Simulation and real-life assessment of cell-to-cell variation of ageing lithium-ion batteries

Dechent, Philipp André; Sauer, Dirk Uwe (Thesis advisor); Howey, David (Thesis advisor)

Aachen : RWTH Aachen University (2021, 2022)
Book, Dissertation / PhD Thesis

In: Aachener Beiträge des ISEA 163
Page(s)/Article-Nr.: 1 Online-Ressource : Illustrationen, Diagramme

Dissertation, Rheinisch-Westfälische Technische Hochschule Aachen, 2021


One of the essential components of an electric vehicle is its energy storage system. Unfortunately, it has also proven to be the most expensive component, limiting the vehicle's performance, for example, range or power, for a given cost target. If higher spreads and more inferior cell quality can be coped within the system, costs can be lowered by decreasing the number of cells rejected in production. In addition, it is essential, particularly for large storage systems such as automotive or stationary storage applications, to ensure the extended usability of the systems. Especially in stationary applications, design lifetimes have to be in the range of 10 to 15 years. Therefore, the manufacturers need to ensure long-lasting battery modules as the smallest exchangeable units. Previous analysis on the impact of variations in commercial lithium-ion battery systems on ageing showed the vital role of spreads in cell parameters of the batteries. The research in this thesis aims to optimise system topologies for individual applications to find suitable cells, avoid oversizing battery systems and give forecasts of a lifetime and quantifiably failure rates for battery packs while decreasing cost. A simulation toolchain was developed to incorporate variability and spread of ageing rates in the system design process. In the scope of the simulation tool, battery topologies can be simulated with varying usage profiles, cell parameter spreads and varying ageing rates.
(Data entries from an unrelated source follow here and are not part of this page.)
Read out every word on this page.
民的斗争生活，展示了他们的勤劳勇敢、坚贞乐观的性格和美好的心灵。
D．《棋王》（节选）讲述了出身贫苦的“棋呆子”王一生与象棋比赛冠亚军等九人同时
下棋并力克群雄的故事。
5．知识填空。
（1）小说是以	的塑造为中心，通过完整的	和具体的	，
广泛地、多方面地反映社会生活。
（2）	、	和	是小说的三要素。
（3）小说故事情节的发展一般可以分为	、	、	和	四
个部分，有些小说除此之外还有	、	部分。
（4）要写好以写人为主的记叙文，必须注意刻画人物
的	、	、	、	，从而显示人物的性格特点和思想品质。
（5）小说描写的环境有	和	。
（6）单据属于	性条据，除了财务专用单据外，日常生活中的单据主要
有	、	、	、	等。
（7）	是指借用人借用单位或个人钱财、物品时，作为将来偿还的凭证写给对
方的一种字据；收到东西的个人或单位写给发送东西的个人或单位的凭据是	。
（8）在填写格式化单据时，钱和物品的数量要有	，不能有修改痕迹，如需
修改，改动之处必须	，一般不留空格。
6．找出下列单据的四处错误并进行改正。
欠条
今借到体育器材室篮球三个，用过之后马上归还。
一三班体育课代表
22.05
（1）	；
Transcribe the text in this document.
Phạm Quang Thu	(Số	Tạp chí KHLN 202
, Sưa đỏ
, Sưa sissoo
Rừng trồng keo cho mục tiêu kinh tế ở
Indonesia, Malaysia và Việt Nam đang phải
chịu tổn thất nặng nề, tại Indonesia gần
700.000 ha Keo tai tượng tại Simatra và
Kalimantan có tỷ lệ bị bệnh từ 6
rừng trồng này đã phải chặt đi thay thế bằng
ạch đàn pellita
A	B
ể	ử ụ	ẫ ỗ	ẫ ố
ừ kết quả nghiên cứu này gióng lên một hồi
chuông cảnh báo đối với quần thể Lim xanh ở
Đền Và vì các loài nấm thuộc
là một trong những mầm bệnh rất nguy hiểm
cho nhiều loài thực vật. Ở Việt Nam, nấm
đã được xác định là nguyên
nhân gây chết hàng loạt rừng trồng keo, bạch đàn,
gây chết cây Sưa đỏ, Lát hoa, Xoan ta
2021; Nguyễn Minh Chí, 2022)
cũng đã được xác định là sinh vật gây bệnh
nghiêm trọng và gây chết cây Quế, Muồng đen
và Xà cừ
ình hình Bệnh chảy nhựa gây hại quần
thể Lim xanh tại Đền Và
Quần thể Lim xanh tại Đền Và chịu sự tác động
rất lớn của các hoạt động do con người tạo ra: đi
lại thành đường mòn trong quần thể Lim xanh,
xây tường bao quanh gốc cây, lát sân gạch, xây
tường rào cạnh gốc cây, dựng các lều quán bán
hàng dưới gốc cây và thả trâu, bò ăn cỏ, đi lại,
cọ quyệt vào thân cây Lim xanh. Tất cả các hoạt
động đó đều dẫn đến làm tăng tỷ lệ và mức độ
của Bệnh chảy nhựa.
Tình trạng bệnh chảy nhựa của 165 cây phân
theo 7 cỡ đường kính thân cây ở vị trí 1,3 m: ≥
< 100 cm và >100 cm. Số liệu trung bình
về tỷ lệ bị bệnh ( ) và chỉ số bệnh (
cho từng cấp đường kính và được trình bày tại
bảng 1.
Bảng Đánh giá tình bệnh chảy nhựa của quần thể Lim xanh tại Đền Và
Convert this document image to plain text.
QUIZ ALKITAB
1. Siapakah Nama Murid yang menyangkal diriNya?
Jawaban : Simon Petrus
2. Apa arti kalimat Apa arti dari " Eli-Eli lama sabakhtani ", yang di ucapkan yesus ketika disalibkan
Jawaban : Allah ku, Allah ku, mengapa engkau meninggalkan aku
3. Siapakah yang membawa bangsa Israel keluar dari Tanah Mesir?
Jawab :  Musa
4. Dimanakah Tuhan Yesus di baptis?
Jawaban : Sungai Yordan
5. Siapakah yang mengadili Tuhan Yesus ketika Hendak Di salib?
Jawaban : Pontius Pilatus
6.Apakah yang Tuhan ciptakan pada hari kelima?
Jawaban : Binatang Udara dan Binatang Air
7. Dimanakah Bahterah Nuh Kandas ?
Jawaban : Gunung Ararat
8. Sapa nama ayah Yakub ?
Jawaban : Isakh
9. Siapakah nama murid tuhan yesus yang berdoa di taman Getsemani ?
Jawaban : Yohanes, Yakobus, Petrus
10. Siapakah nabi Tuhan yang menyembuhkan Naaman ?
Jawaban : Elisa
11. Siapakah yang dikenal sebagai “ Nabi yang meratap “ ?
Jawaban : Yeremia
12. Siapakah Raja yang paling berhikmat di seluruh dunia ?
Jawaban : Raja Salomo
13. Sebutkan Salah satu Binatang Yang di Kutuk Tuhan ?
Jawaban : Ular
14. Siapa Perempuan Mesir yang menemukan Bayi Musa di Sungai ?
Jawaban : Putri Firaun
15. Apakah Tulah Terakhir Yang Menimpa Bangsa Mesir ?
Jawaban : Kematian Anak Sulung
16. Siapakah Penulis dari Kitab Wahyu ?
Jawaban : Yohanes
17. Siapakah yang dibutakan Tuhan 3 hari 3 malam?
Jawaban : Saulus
Overall, with the deeper understanding and quantification of cell-to-cell variation that has been developed within this work, advances in several aspects have been achieved. Most relevant is target-oriented testing of batteries incorporating variation for enhanced statistical certainty, resulting in decreased cost and testing efforts through a predetermined sample size. In addition, lifetime prognosis models with additional confidence intervals allow representative predictions of lifetime and failure scenarios in the application.